On weekends you will find a few dozen vendors spread up and down the avenue. They’re there to feed workers, many of them immigrants from Guatemala, craving a quick and delicious “home-cooked” meal at an affordable price. It might seem intimidating, for the uninitiated at least, to pick out dinner amid a gaggle of rainbow-colored umbrellas and sizzling grills, but pointing and ordering is not only welcome but encouraged.
Where to start? Try garnaches, palm-size fried corn tortillas topped with shredded chicken or ground beef and smothered in a mild tomato sauce and crumbled cheese, plus a heap
of crunchy pickled cabbage slaw on the side. Nearby you might spy Guatemalan-style carne asada or longaniza being grilled over charcoal, chopped up to order and served with beans, rice, and macaroni salad. Keep an eye out for vendors with vats of frying oil, too: They might be hawking pacaya rellena (egg-battered fried palm shoot), empanadas, or plates of spice-coated fried chicken and french fries crisscrossed with mayo, ketchup, and green hot sauce.

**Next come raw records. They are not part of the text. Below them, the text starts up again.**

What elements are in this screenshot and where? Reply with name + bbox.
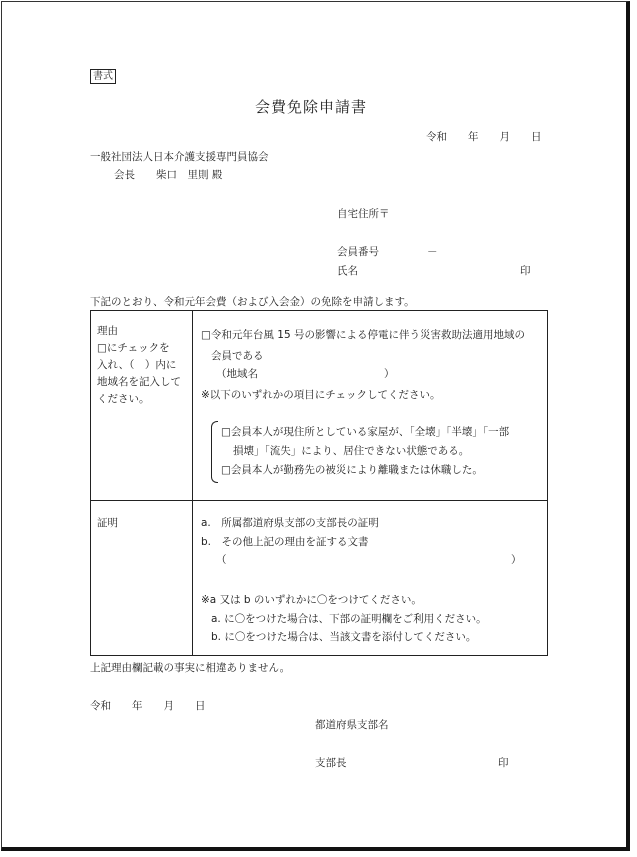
member-no-label: 会員番号 <box>337 246 379 258</box>
option-house-damage[interactable]: □会員本人が現住所としている家屋が、「全壊」「半壊」「一部 <box>221 426 510 438</box>
format-label: 書式 <box>90 69 116 84</box>
application-table <box>90 310 548 656</box>
reason-label-cell <box>91 311 193 501</box>
proof-option-a[interactable]: a. 所属都道府県支部の支部長の証明 <box>201 517 379 529</box>
reason-label-line: 地域名を記入して <box>97 376 181 388</box>
applicant-seal: 印 <box>520 265 531 277</box>
header-date: 令和 年 月 日 <box>426 131 542 143</box>
option-job-loss[interactable]: □会員本人が勤務先の被災により離職または休職した。 <box>221 464 483 476</box>
proof-label-cell <box>91 501 193 656</box>
recipient-org: 一般社団法人日本介護支援専門員協会 <box>90 151 269 163</box>
proof-note: ※a 又は b のいずれかに〇をつけてください。 <box>201 594 422 606</box>
address-label: 自宅住所〒 <box>337 208 390 220</box>
reason-label-line: 理由 <box>97 325 118 337</box>
intro-text: 下記のとおり、令和元年会費（および入会金）の免除を申請します。 <box>90 296 415 308</box>
page-title: 会費免除申請書 <box>255 98 368 116</box>
proof-option-b[interactable]: b. その他上記の理由を証する文書 <box>201 536 369 548</box>
option-house-damage-cont: 損壊」「流失」により、居住できない状態である。 <box>233 445 470 457</box>
reason-line2: 会員である <box>211 350 264 362</box>
proof-doc-paren-close: ） <box>511 554 522 566</box>
proof-content-cell <box>193 501 548 656</box>
proof-note-a: a. に〇をつけた場合は、下部の証明欄をご利用ください。 <box>211 613 487 625</box>
reason-label-line: ください。 <box>97 393 150 405</box>
name-label: 氏名 <box>337 265 358 277</box>
recipient-addressee: 会長 柴口 里則 殿 <box>114 169 223 181</box>
reason-checkbox-line[interactable]: □令和元年台風 15 号の影響による停電に伴う災害救助法適用地域の <box>201 329 525 341</box>
branch-name-label: 都道府県支部名 <box>315 719 389 731</box>
confirm-text: 上記理由欄記載の事実に相違ありません。 <box>90 662 291 674</box>
branch-chief-seal: 印 <box>498 757 509 769</box>
option-brace <box>211 421 218 483</box>
proof-note-b: b. に〇をつけた場合は、当該文書を添付してください。 <box>211 631 477 643</box>
member-no-dash: － <box>427 246 438 258</box>
region-name-field[interactable]: （地域名 ） <box>216 368 395 380</box>
branch-chief-label: 支部長 <box>315 757 347 769</box>
reason-content-cell <box>193 311 548 501</box>
reason-label-line: 入れ、（ ）内に <box>97 359 177 371</box>
proof-doc-paren-open[interactable]: （ <box>216 554 227 566</box>
footer-date: 令和 年 月 日 <box>90 700 206 712</box>
reason-note: ※以下のいずれかの項目にチェックしてください。 <box>201 389 441 401</box>
reason-label-line: □にチェックを <box>97 342 170 354</box>
proof-label: 証明 <box>97 517 118 529</box>
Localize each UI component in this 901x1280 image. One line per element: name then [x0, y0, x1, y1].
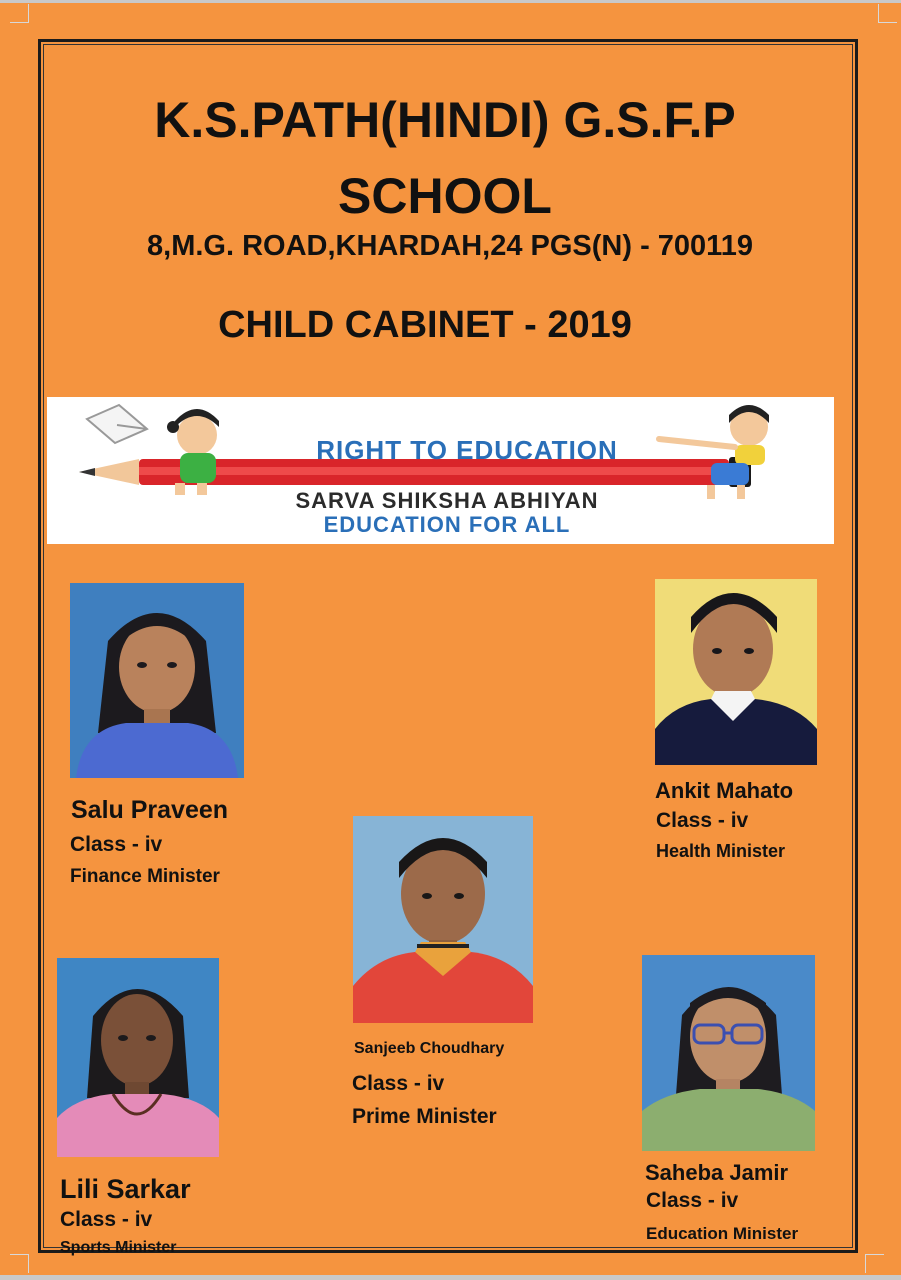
- page-bottom-edge: [0, 1275, 901, 1280]
- member-role-lili-sarkar: Sports Minister: [60, 1239, 177, 1256]
- member-class-saheba-jamir: Class - iv: [646, 1189, 739, 1212]
- member-role-salu-praveen: Finance Minister: [70, 866, 220, 887]
- member-name-sanjeeb-choudhary: Sanjeeb Choudhary: [354, 1040, 505, 1057]
- member-class-sanjeeb-choudhary: Class - iv: [352, 1072, 445, 1095]
- crop-mark-top-left: [10, 4, 29, 23]
- member-role-sanjeeb-choudhary: Prime Minister: [352, 1105, 497, 1128]
- member-photo-ankit-mahato: [655, 579, 817, 765]
- member-photo-salu-praveen: [70, 583, 244, 778]
- banner-tagline: EDUCATION FOR ALL: [323, 512, 571, 537]
- member-photo-saheba-jamir: [642, 955, 815, 1151]
- school-name-line-1: K.S.PATH(HINDI) G.S.F.P: [154, 92, 736, 148]
- member-name-saheba-jamir: Saheba Jamir: [645, 1160, 789, 1185]
- crop-mark-bottom-left: [10, 1254, 29, 1273]
- member-photo-lili-sarkar: [57, 958, 219, 1157]
- banner-subtitle: SARVA SHIKSHA ABHIYAN: [295, 488, 599, 513]
- member-name-ankit-mahato: Ankit Mahato: [655, 778, 794, 803]
- crop-mark-bottom-right: [865, 1254, 884, 1273]
- page-top-edge: [0, 0, 901, 3]
- member-photo-sanjeeb-choudhary: [353, 816, 533, 1023]
- banner-title: RIGHT TO EDUCATION: [316, 435, 618, 465]
- member-class-salu-praveen: Class - iv: [70, 833, 163, 856]
- crop-mark-top-right: [878, 4, 897, 23]
- rte-banner: [47, 397, 834, 544]
- member-role-saheba-jamir: Education Minister: [646, 1224, 799, 1243]
- member-role-ankit-mahato: Health Minister: [656, 841, 786, 861]
- school-name-line-2: SCHOOL: [338, 168, 552, 224]
- school-address: 8,M.G. ROAD,KHARDAH,24 PGS(N) - 700119: [147, 230, 753, 262]
- cabinet-heading: CHILD CABINET - 2019: [218, 304, 632, 346]
- member-name-lili-sarkar: Lili Sarkar: [60, 1174, 191, 1204]
- member-class-ankit-mahato: Class - iv: [656, 809, 749, 832]
- member-name-salu-praveen: Salu Praveen: [71, 796, 229, 824]
- member-class-lili-sarkar: Class - iv: [60, 1208, 153, 1231]
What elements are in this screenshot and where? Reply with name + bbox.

On chilly evenings, customers gravitate toward hearty caldos (soups) brimming with vegetables and meat and recados (stews) featuring rich sauces and paired with fresh tamales. Finish off the night with a warm cup of arroz con leche, and start plotting a return visit to this paradise for hungry pedestrians.
Various locations, leostacostruck.com
The tantalizing sight of a spit of pork al pastor slowly turning in the evening air evokes a specific sort of Angeleno bliss. Of the many taco trucks in L.A. serving this Pueblan delicacy, Tacos Leo has emerged as a powerhouse. What started as a solo taco truck is now an armada of seven. Order the same item at each: flame-kissed pork wrapped in a supple tortilla and finished with a dab of salsa. Provecho!
12514 Burbank Blvd., Valley Village
Self-professed hummus fanatic Shachar “Tony” Weiner grew up in Haifa, the northern Israeli port city where hummus is as much a way of life as it is a dip. A few years ago Weiner started preparing Israeli-style hummus for friends; his recipe proved so popular that he eventually began running an underground hummusiya (hummus restaurant) out of his North Hollywood backyard. The menu was simple: velvety hummus tehina finished with chopped parsley and a glug of olive oil. You could get your bowl topped with stewed chickpeas (mas’bacha) or fava beans (ful), a boiled egg, sautéed mushrooms, peppery shakshouka sauce, or pretty much any combination of such items; each order came with thick, fluffy pita flown in from an Israeli bakery, pickles, green olives, and raw white onion. After a short stint as a food truck, Hummus Yummy has found a permanent home in a San Fernando Valley strip mall— great news for those of us who know that the stuff from the supermarket fridge case just won’t cut it.